In 2000 and in 2012, severe drought struck again, although the suffering was not on the scale of the 1930s. This time, although farmers plant and harvest in ways that are radically different from the early twentieth century, human action is still involved. Climate change means that overall temperatures have risen in the southern US, and so water dries up faster.[ https://weather.com/news/news/drought-disaster-new-data-20120715]

And, in 2014, scientists found near identical weather conditions to the 1934 drought: a ridge of high pressure lying over the western US, deflecting rainfall away from California, a state not badly affected by the Dust Bowl. [http://www.sciencetimes.com/articles/846/20141017/on-droughts-and-dust-bowls-california-looks-back-to-1934.htm]. I

in fact, in the thirties, it was to the farms of California that the people who left their land in Oklahoma and other badly affected states turned for work: the migrants followed the harvests of peas and other crops, finally earning some money.
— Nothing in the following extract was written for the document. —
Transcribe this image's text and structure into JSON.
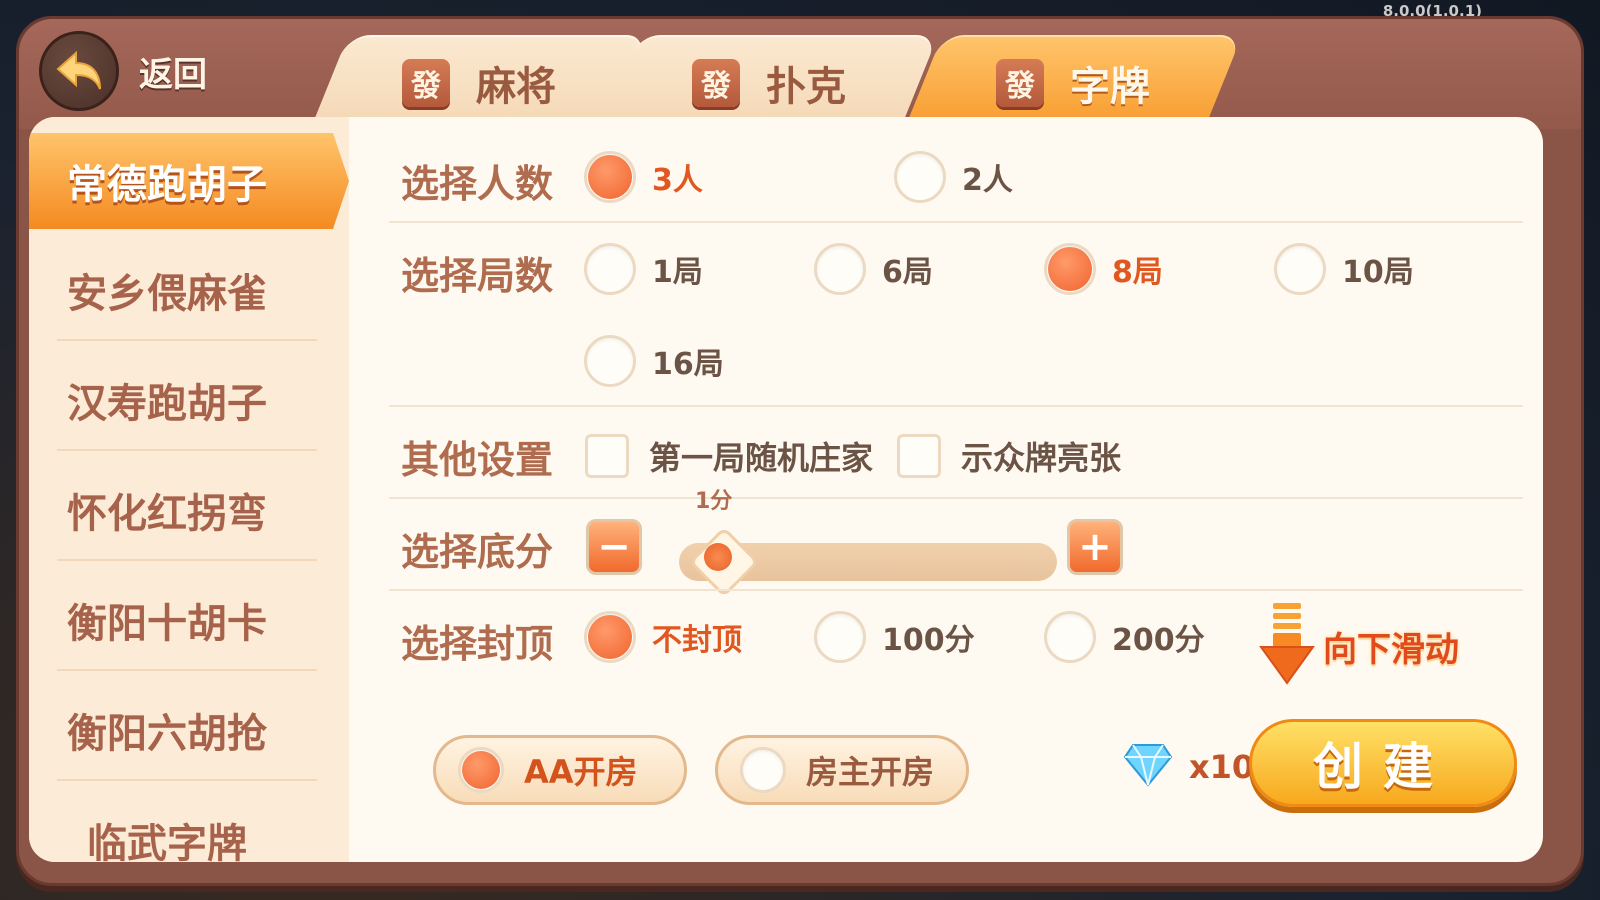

The Federal Relief Agency photographer Dorothea Lange photographed one such migrant, Florence Owens Thompson, and some of her children as they rested near the pea fields in northern California. "Migrant Mother" sold for more than $200,000 at auction in New York. Thompson and her family made it through the Depression and in later life, when she was identified as the subject of Lange's iconic photograph, she gave interviews correcting the information Lange had included with the print. They hadn't "sold their tires for food", otherwise "how would we have travelled?" Lange had not sent Florence a copy of the photo, even though she'd promised. And, contrary to another promise, Lange had published the picture. The story had a happy ending though: because of her position in history, Thompson's children raised $35,000 from the public to pay her medical expenses when she was dying in hospital.

The weather patterns in the 1930s were extreme, but the people affected did have somewhere to go. Twenty-first century drought has more global implications. The state of California is now the source of winter fruit and vegetables for most of North America, and the recent drought there has meant that prices have risen by a few dollars a pound for warm weather crops like celery. Modern trade agreements have centralised crops in certain areas: raw resources from Canada; food from the US; manufacturing from China, and so on. A weather catastrophe now means that supplies are less diffused and real shortages can occur.